Mercy rule being considered for Section II baseball
When the Section II baseball coaches meet March 5 they will have a big decision to make — to accept or reject the 10-run “mercy” rule passed earlier this month by the New York State Public High School Athletic Association Executive Committee.
The Executive Committee to adopted a 10-run rule for high school baseball on a two-year trial period stating a game would end after five innings if a team is leading by 10 or more runs — or after 4 1/2 innings if the home team is leading.
“In June at the state baseball meeting, the mercy rule came up and we wanted to also extend the season from 20 to 22 games,” Section II Baseball Coordinator and Gloversville baseball coach Mike DeMagistris said “That went to the committee and the extra games were voted down when the committee reconvened in January. It will happen in the regional and state play but not for tournament or regular season play yet.”
That will be decided at the March 5 meeting. If the rule is accepted by the committee it will be passed on to be voted on by the eight leagues in Section II.
“There is not a lot of support for it here [Section II],” DeMagistris said. “”We’re only allowed to play 140 innings of baseball in a five-week season. It really makes no sense to make the season any shorter than it already is.”

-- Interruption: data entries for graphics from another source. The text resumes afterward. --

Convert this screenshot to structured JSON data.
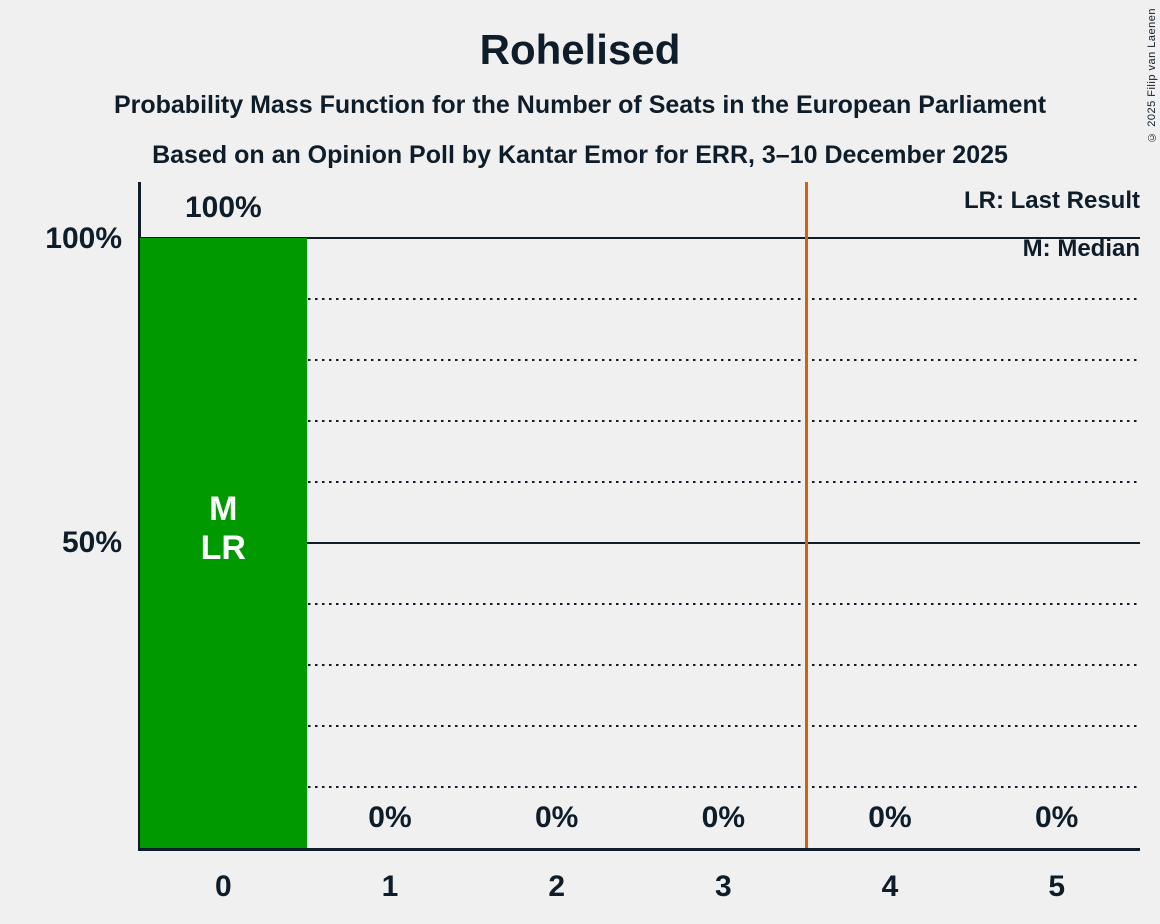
{
  "title": "Rohelised",
  "subtitles": {
    "line1": "Probability Mass Function for the Number of Seats in the European Parliament",
    "line2": "Based on an Opinion Poll by Kantar Emor for ERR, 3–10 December 2025"
  },
  "copyright": "© 2025 Filip van Laenen",
  "legend": {
    "last_result": "LR: Last Result",
    "median": "M: Median"
  },
  "y_axis": {
    "label_100": "100%",
    "label_50": "50%"
  },
  "chart_data": {
    "type": "bar",
    "title": "Rohelised",
    "categories": [
      "0",
      "1",
      "2",
      "3",
      "4",
      "5"
    ],
    "values": [
      100,
      0,
      0,
      0,
      0,
      0
    ],
    "value_labels": [
      "100%",
      "0%",
      "0%",
      "0%",
      "0%",
      "0%"
    ],
    "ylabel": "",
    "ylim": [
      0,
      109
    ],
    "grid": {
      "solid_percent": [
        100,
        50
      ],
      "dotted_percent": [
        90,
        80,
        70,
        60,
        40,
        30,
        20,
        10
      ]
    },
    "legend_position": "top-right",
    "median_marker": {
      "category": "0",
      "label": "M"
    },
    "last_result_marker": {
      "category": "0",
      "label": "LR"
    },
    "threshold_line_at_seats": 3.5,
    "colors": {
      "bar": "#009900",
      "bar_text": "#FFFFFF",
      "threshold_line": "#CD6210",
      "text": "#0E1D29",
      "background": "#F0F0F0"
    }
  }
}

The state committee stated the Run Rule will have a saving impact on pitch counts and the number of pitchers that are used in games when there is a lack of competitiveness and a run rule will improve the quality of the sport.
“Ten runs isn’t a lot to come back from,” DeMagistris said. “The beauty of baseball is that the 21st out is the hardest one to get. In other sports, no one is saying to stop blowouts that can’t be overcome. Soccer games are 8-0 and are not called. Football games reach 70-0, basketball 60-5. But we’re going to stop a baseball game that is 10-0?”

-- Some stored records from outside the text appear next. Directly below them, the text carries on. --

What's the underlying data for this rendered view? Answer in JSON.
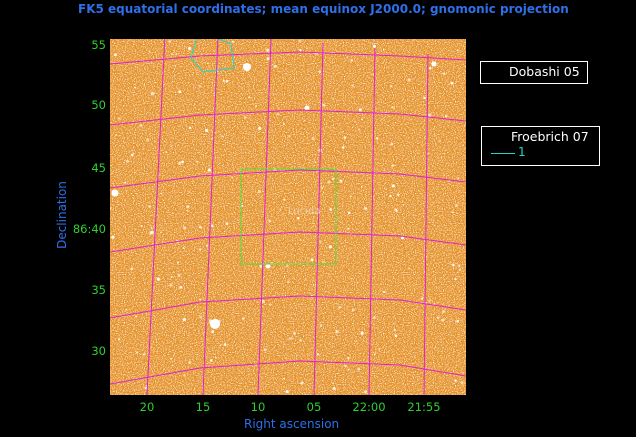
{
  "title": "FK5 equatorial coordinates; mean equinox J2000.0; gnomonic projection",
  "axes": {
    "xlabel": "Right ascension",
    "ylabel": "Declination",
    "yticks": [
      "55",
      "50",
      "45",
      "86:40",
      "35",
      "30"
    ],
    "xticks": [
      "20",
      "15",
      "10",
      "05",
      "22:00",
      "21:55"
    ]
  },
  "legend": {
    "dobashi": "Dobashi 05",
    "froebrich": "Froebrich 07",
    "froebrich_item": "1"
  },
  "annotation": "Lucida",
  "colors": {
    "background": "#000000",
    "sky": "#e8922e",
    "grid": "#e020d8",
    "tick_text": "#2fd02f",
    "title_text": "#2f6fe8",
    "box": "#56e03a",
    "region": "#22d7c8"
  }
}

DeMagistris said that there is also a belief, that if adopted, it could alter the way coaches approach games.
“It could lead to coaches taking more chances to put big scores up early to reach the cutoff point,” he said. “It also could come into play if during a week one team has an extra-inning game and the other has a couple of shortened games. They will have an advantage as far as pitchers and rested players go.”
The proposed rule comes a year after the committee put a pitch count in effect in 2017.
“The pitch count rule was intended to help teams develop more players, DeMagistris said. “In a game that might be 10-0 in the fourth inning and all of a sudden 4 1/2 innings and the game’s over, how do you get kids in the game? High school is education-based athletic and we don’t want our kids to quit. We’re trying to teach our kids aspects of the game, and that’s going to be taken away from us if this is voted in.”
DeMagistris pointed out that there is already a way to stop a game that has gotten out of hand.
“Article 4, Section 4 of the NFHS rules says that the two coaches and the umpire can mutually agree to end the game at any point,” he said. “Baseball is not a free substitution sport. Unless it is a starter you cannot re-enter a player like other sports. Even with big leads, teams will hold runners at third on scoring opportunities and have strategies to purposely run into outs to keep the game going and get players time on the field.”
Practice for the high school spring sports season is scheduled to begin on March 5.